GNOME Bugzilla – Bug 525875
Optimize evaluation involving large ranges
Last modified: 2008-04-11 21:54:46 UTC
Functions like VLOOKUP are often used a large number of times for the same very large area. When the linear- search form of VLOOKUP is used, that is pretty horrible. 1. In collect.c, cache common, large areas. Patch in hand for gnm_float; still needs strings. 2. Add collect flag to use NaN for would-be ignored items. (NULL for strings.) 3. Optimize VLOOKUP's and HLOOKUP's linear modes to evaluate the whole range -- now cached -- and search in the result. 4. If that is not fast enough, we might have to cache a stable sort of the ranges. Then we can binary search in there.
the strip_missing routine in src/tools/analysis_tools.c has serious performance issues too, to see that, just use a whole column.
My efforts is a bit of a bust. The solution might have to become local to [VH]LOOKUP. Are you sure that strip_missing is to blame? I would guess any performance problems here would be because the collect callback is called for each and every empty cell.
I was wrong, the slow one is union_of_int_sets.
Oh. That's horrible. I can make things linear easily.
Created attachment 108834 [details] [review] Massive [VH]LOOKUP speed improvement This speeds up the linear string equality case of VLOOKUP and HLOOKUP, and possibly some MATCH case too. Complexity is changed from linear search with piles of g_utd8_casefold calls to a simple hash lookup.
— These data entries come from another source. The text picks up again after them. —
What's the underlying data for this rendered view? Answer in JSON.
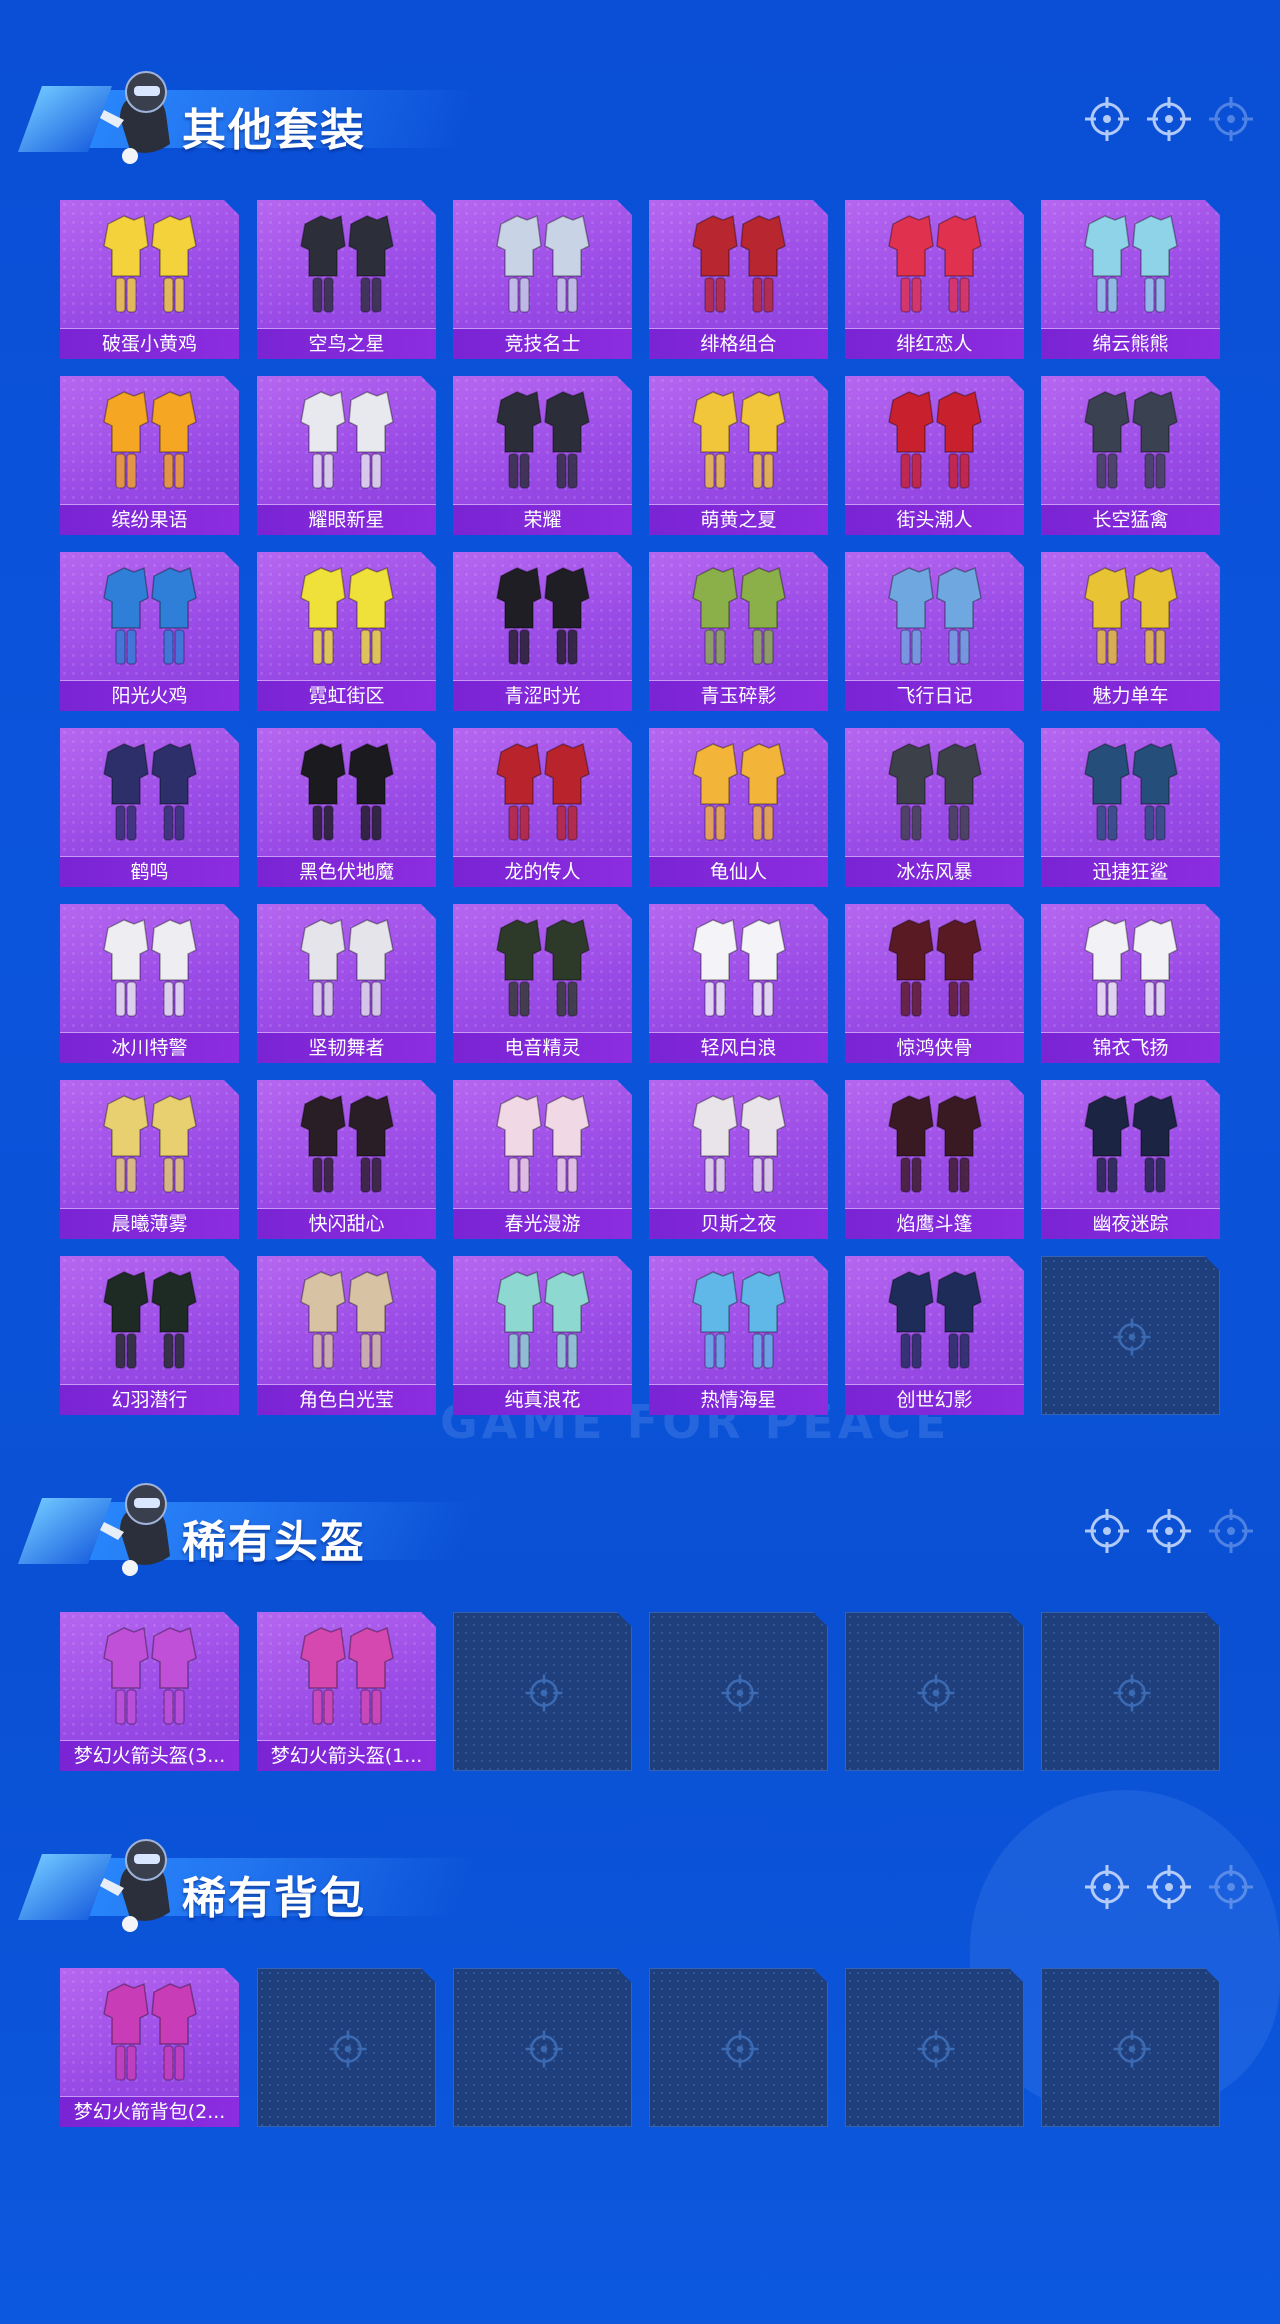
{
  "watermark": "GAME FOR PEACE",
  "colors": {
    "background": "#0a4fd6",
    "card": "#a157ea",
    "label_bar": "#8128d8",
    "empty_card": "#1f3f7c",
    "title": "#ffffff"
  },
  "sections": [
    {
      "title": "其他套装",
      "icons": [
        "crosshair-icon",
        "crosshair-icon",
        "crosshair-icon"
      ],
      "items": [
        {
          "label": "破蛋小黄鸡",
          "art": "#f4d23c"
        },
        {
          "label": "空鸟之星",
          "art": "#2c2f3a"
        },
        {
          "label": "竞技名士",
          "art": "#c9d3e6"
        },
        {
          "label": "绯格组合",
          "art": "#b8262f"
        },
        {
          "label": "绯红恋人",
          "art": "#e0324e"
        },
        {
          "label": "绵云熊熊",
          "art": "#8fd3e8"
        },
        {
          "label": "缤纷果语",
          "art": "#f5a623"
        },
        {
          "label": "耀眼新星",
          "art": "#e8e8ef"
        },
        {
          "label": "荣耀",
          "art": "#2b2e38"
        },
        {
          "label": "萌黄之夏",
          "art": "#f2c63a"
        },
        {
          "label": "街头潮人",
          "art": "#c8202c"
        },
        {
          "label": "长空猛禽",
          "art": "#3a4150"
        },
        {
          "label": "阳光火鸡",
          "art": "#2f7fd8"
        },
        {
          "label": "霓虹街区",
          "art": "#f0e03a"
        },
        {
          "label": "青涩时光",
          "art": "#1e1e24"
        },
        {
          "label": "青玉碎影",
          "art": "#8bb04a"
        },
        {
          "label": "飞行日记",
          "art": "#6fa8e0"
        },
        {
          "label": "魅力单车",
          "art": "#e8c334"
        },
        {
          "label": "鹤鸣",
          "art": "#2c2f6a"
        },
        {
          "label": "黑色伏地魔",
          "art": "#1b1b1f"
        },
        {
          "label": "龙的传人",
          "art": "#b8232c"
        },
        {
          "label": "龟仙人",
          "art": "#f3b43a"
        },
        {
          "label": "冰冻风暴",
          "art": "#3c4048"
        },
        {
          "label": "迅捷狂鲨",
          "art": "#264e7a"
        },
        {
          "label": "冰川特警",
          "art": "#eeeef2"
        },
        {
          "label": "坚韧舞者",
          "art": "#e4e4ea"
        },
        {
          "label": "电音精灵",
          "art": "#2d3a2a"
        },
        {
          "label": "轻风白浪",
          "art": "#f4f4f8"
        },
        {
          "label": "惊鸿侠骨",
          "art": "#5a1a24"
        },
        {
          "label": "锦衣飞扬",
          "art": "#f2f2f6"
        },
        {
          "label": "晨曦薄雾",
          "art": "#e8d070"
        },
        {
          "label": "快闪甜心",
          "art": "#2a1e26"
        },
        {
          "label": "春光漫游",
          "art": "#f0d8e4"
        },
        {
          "label": "贝斯之夜",
          "art": "#e8e4ea"
        },
        {
          "label": "焰鹰斗篷",
          "art": "#3a1a22"
        },
        {
          "label": "幽夜迷踪",
          "art": "#1c2444"
        },
        {
          "label": "幻羽潜行",
          "art": "#1e2a24"
        },
        {
          "label": "角色白光莹",
          "art": "#d8c2a4"
        },
        {
          "label": "纯真浪花",
          "art": "#8ed8d2"
        },
        {
          "label": "热情海星",
          "art": "#5fb8e8"
        },
        {
          "label": "创世幻影",
          "art": "#1e2c5a"
        },
        {
          "empty": true
        }
      ]
    },
    {
      "title": "稀有头盔",
      "icons": [
        "crosshair-icon",
        "crosshair-icon",
        "crosshair-icon"
      ],
      "items": [
        {
          "label": "梦幻火箭头盔(3...",
          "art": "#c050d8"
        },
        {
          "label": "梦幻火箭头盔(1...",
          "art": "#d448b0"
        },
        {
          "empty": true
        },
        {
          "empty": true
        },
        {
          "empty": true
        },
        {
          "empty": true
        }
      ]
    },
    {
      "title": "稀有背包",
      "icons": [
        "crosshair-icon",
        "crosshair-icon",
        "crosshair-icon"
      ],
      "items": [
        {
          "label": "梦幻火箭背包(2...",
          "art": "#c83cb8"
        },
        {
          "empty": true
        },
        {
          "empty": true
        },
        {
          "empty": true
        },
        {
          "empty": true
        },
        {
          "empty": true
        }
      ]
    }
  ]
}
This is achieved by caching the result of converting the range the first time it is observed. (This patch will thus only give a speedup if the same range is used multiple times. That is quite common, though.) Recalc of OO's i81336_vlookup.ods sample goes from ~300s to <1s on my machine.
Created attachment 108835 [details] [review] Patch to try Jean, this untested patch ought to make union_of_int_sets as fast as it is ever going to be. strip_missing also looked like it was O(n^2), so I fixed that too. The code assumes that things are sorted and keeps them that way.
That's the assumption I made when I fixed the union_of_int_sets in collect.c last year (as far as I remember, I also changed the name), but I did not touch the analysis-tool.c instance because I was not certain that data were always sorted there.
Created attachment 108860 [details] [review] Improved patch to try There is no need for two copies of that code. This uses the best versions of the two functions.
This problem has been fixed in our software repository. The fix will go into the next software release. Thank you for your bug report.
*** Bug 311816 has been marked as a duplicate of this bug. ***